Brake fade under excess heating is absolutely a thing - when your brakes get too hot their ability to decrease your speed will reduce. Doesn't matter if you've got disks, rim brakes, a drum brake, a roller brake, a coaster, rod brakes or a spoon brake, they all lose performance as the temperatures rise.
A Long Paved descent is no different. As a rider you can choose to pedal or to coast, you can choose to be aero or sit up and catch the breeze. Much of this comes down to line-of-sight and your confidence level.
A long sustained slow drag on the brake will raise the temperature of the pad and its brake surface, and hold high. The higher temperatures means less "headroom" before the brake overheats and function is reduced.
Heat will also "soak" further into a rim, potentially upsetting glues, patches and sealants in the tyre, which can be bad for a glued-on tubular like the pros often use.
By comparison, a hard brake of a second or two duration, followed by a similar length of no-braking will keep the overall temperatures lower. Alternating between front and rear allows you to cap your speed, and reduce runaway. While one brake is braking, the other is cooling.
The system "bicycle plus rider" is notoriously hard to model well. So many models must simplify something, potentially going off-course. As a rider, you should consider testing on your own bike. Find a descent that is 5-10%, and ride it once a weekend for a month, while recording your rides on something like Strava. Alternate your methods and see which one feels best to you. Too shallow and it won't show the braking effect. Too steep is unnerving to ride down fast.
Better brake pads can be the easiest fix to brakes that heat quickly. Kool Stop is my go-to brand for everything now.
I've experienced brake fade twice. Both were rim brakes.
First time was a MTB with cantilever brakes, on a -19.5% average gradient in dirt and shingle in 11.6 minutes descending 219 metres. The brakes faded so much the levers bottomed out on the bars and I was still accelerating. The track pitched up, so I stopped and checked the rim temp, and it was very hot even through gloves. This was averaging around 6 km/h. I don't recall what pads were on this bike.
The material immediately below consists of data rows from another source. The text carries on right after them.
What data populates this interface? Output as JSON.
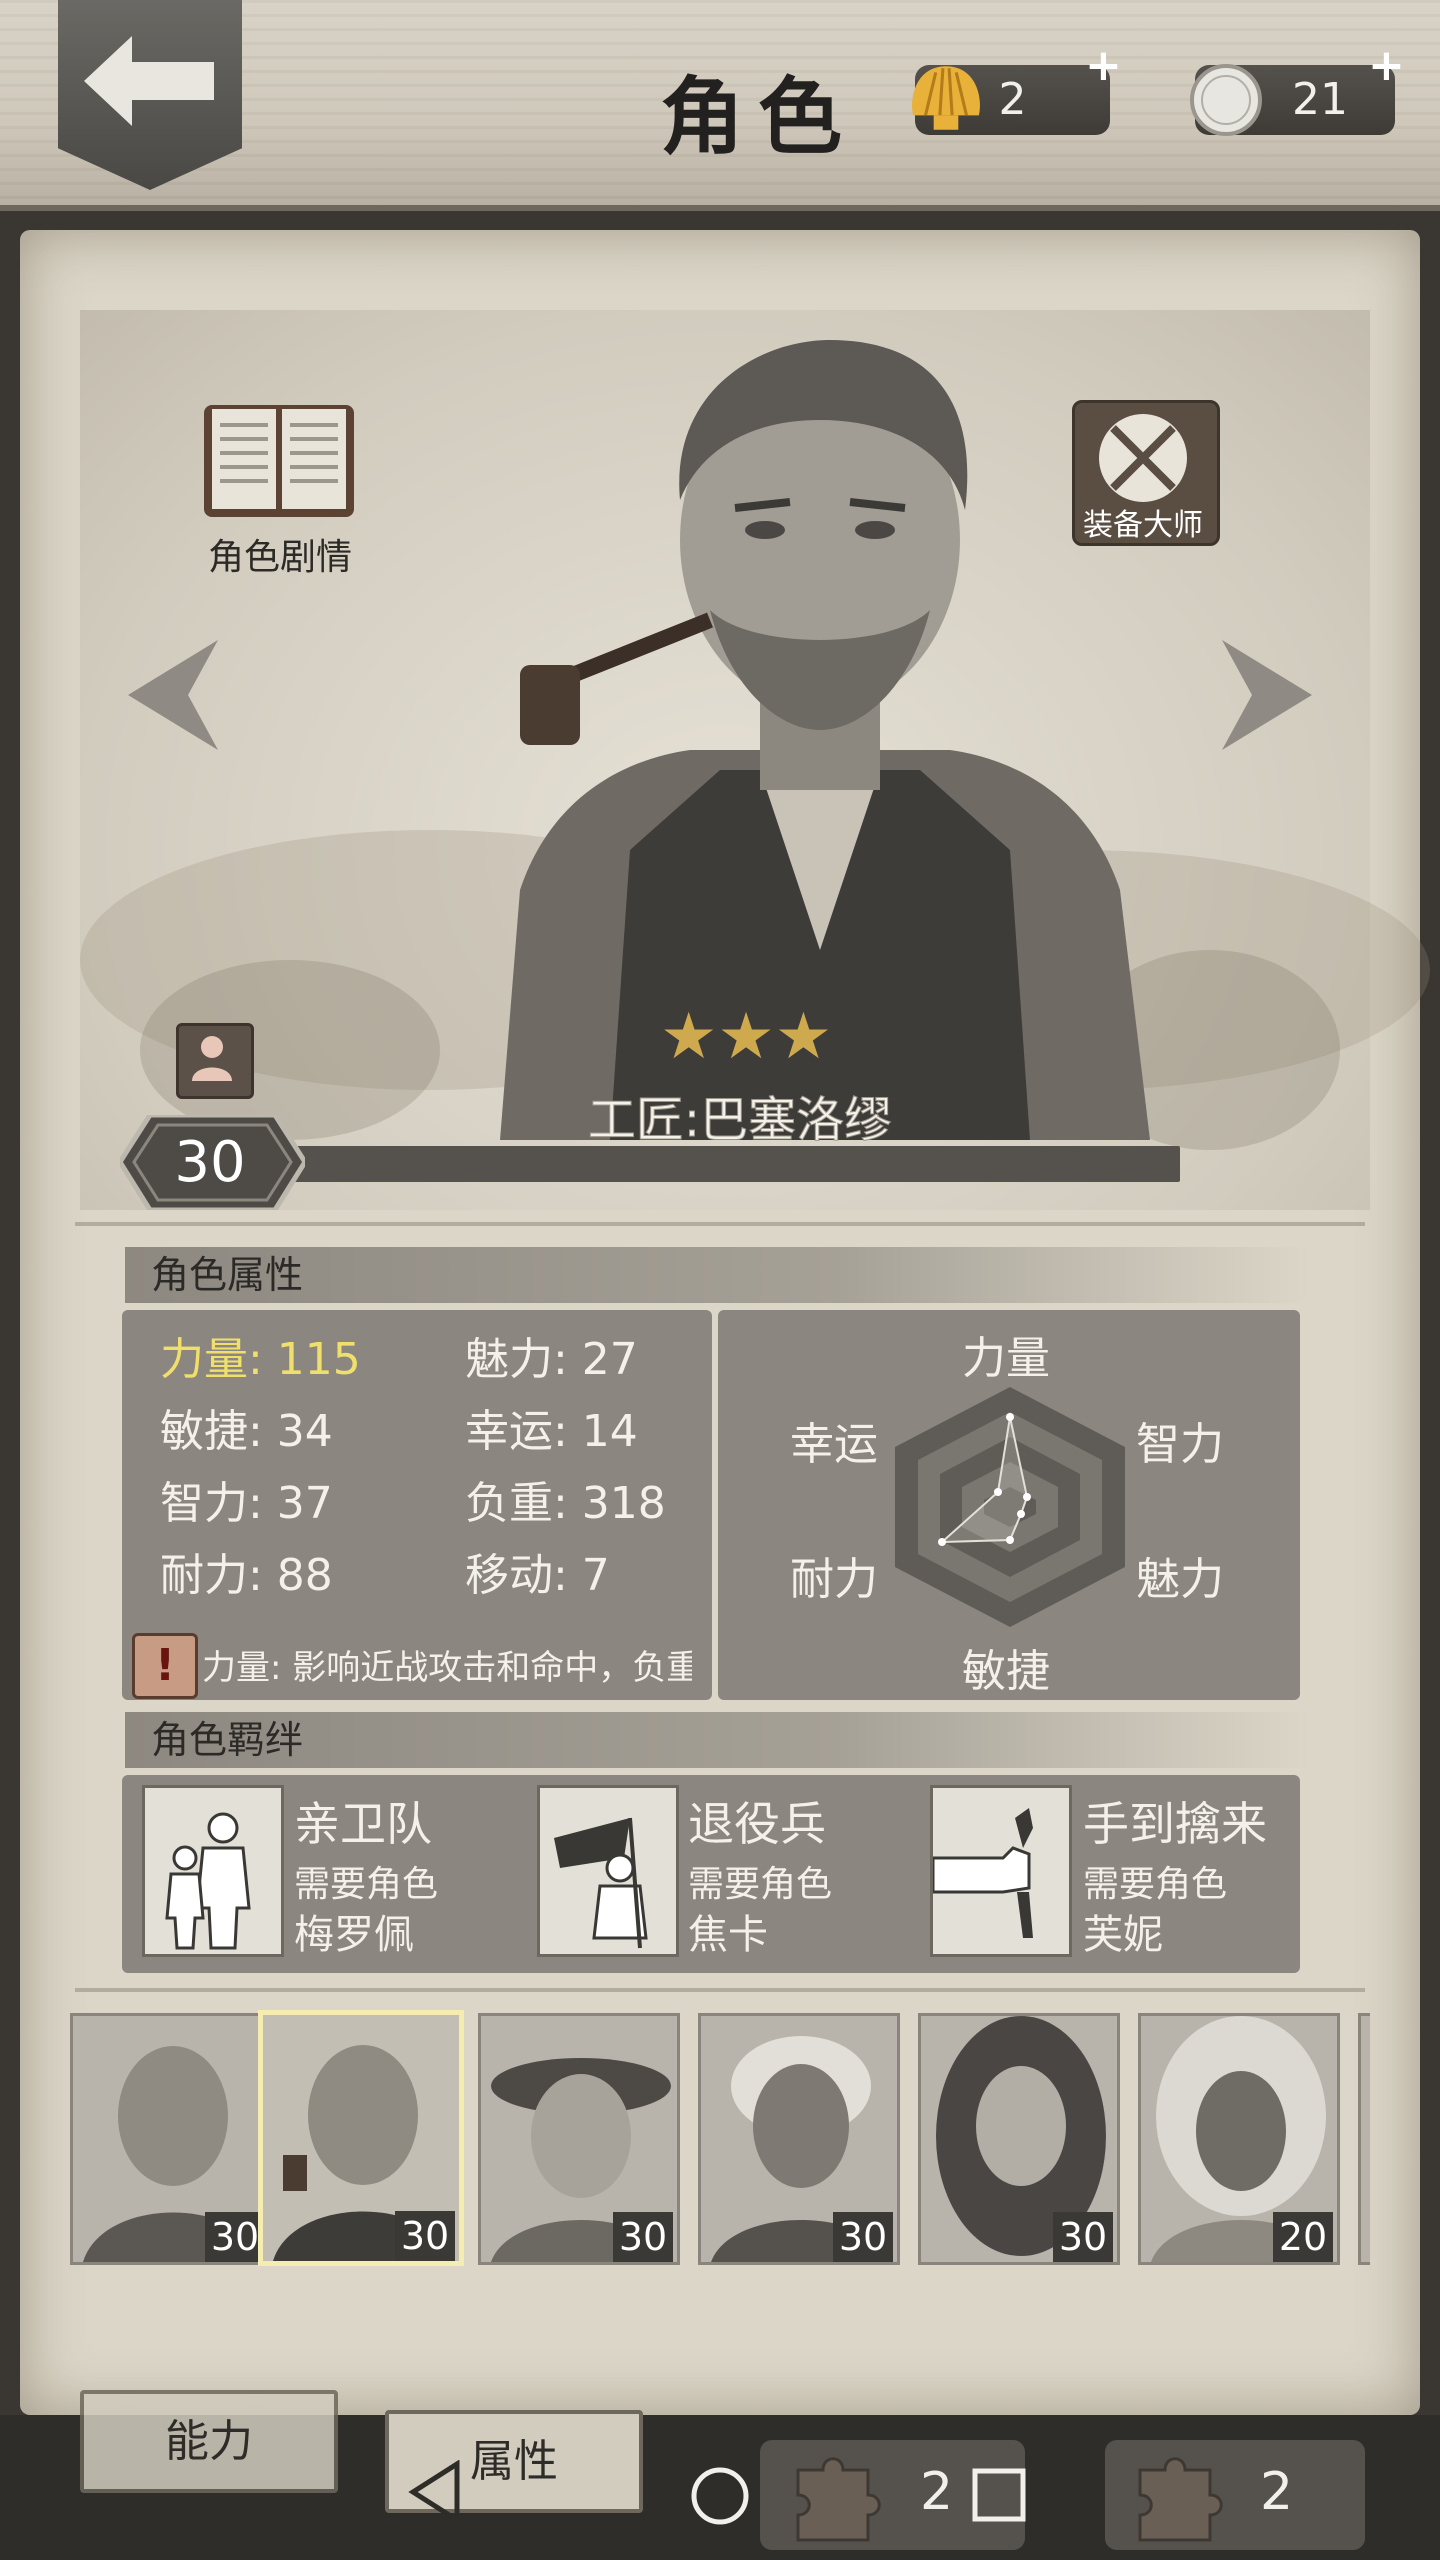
{
  "header": {
    "title": "角色",
    "currency": [
      {
        "icon": "shell-icon",
        "value": "2",
        "plus": "+"
      },
      {
        "icon": "coin-icon",
        "value": "21",
        "plus": "+"
      }
    ]
  },
  "portrait": {
    "story_label": "角色剧情",
    "equip_label": "装备大师",
    "stars": [
      "★",
      "★",
      "★"
    ],
    "name": "工匠:巴塞洛缪",
    "level": "30"
  },
  "attributes": {
    "header": "角色属性",
    "stats": [
      {
        "text": "力量: 115",
        "highlight": true
      },
      {
        "text": "魅力: 27",
        "highlight": false
      },
      {
        "text": "敏捷: 34",
        "highlight": false
      },
      {
        "text": "幸运: 14",
        "highlight": false
      },
      {
        "text": "智力: 37",
        "highlight": false
      },
      {
        "text": "负重: 318",
        "highlight": false
      },
      {
        "text": "耐力: 88",
        "highlight": false
      },
      {
        "text": "移动: 7",
        "highlight": false
      }
    ],
    "tip": "力量: 影响近战攻击和命中，负重",
    "radar": {
      "labels": [
        "力量",
        "智力",
        "魅力",
        "敏捷",
        "耐力",
        "幸运"
      ]
    }
  },
  "bonds": {
    "header": "角色羁绊",
    "items": [
      {
        "title": "亲卫队",
        "sub": "需要角色",
        "req": "梅罗佩"
      },
      {
        "title": "退役兵",
        "sub": "需要角色",
        "req": "焦卡"
      },
      {
        "title": "手到擒来",
        "sub": "需要角色",
        "req": "芙妮"
      }
    ]
  },
  "roster": [
    {
      "level": "30",
      "selected": false
    },
    {
      "level": "30",
      "selected": true
    },
    {
      "level": "30",
      "selected": false
    },
    {
      "level": "30",
      "selected": false
    },
    {
      "level": "30",
      "selected": false
    },
    {
      "level": "20",
      "selected": false
    }
  ],
  "bottom": {
    "tabs": [
      "能力",
      "属性"
    ],
    "puzzles": [
      {
        "value": "2"
      },
      {
        "value": "2"
      }
    ]
  }
}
Other time was in a road bike race, at -10.3% average gradient with 503 metres of descent in 6 minutes and averaging ~55 km/h. I could smell my brake pads and feel the drop in performance. With a hard turn at the bottom I was evaluating my bailout options, including a foot drag and a complete drop on one side. Fortunately I managed to drop my speed enough to make the turn using the whole width of the roads - hooray for closed-courses! This was on stock black Shimano brake pads, normally perfectly adequate.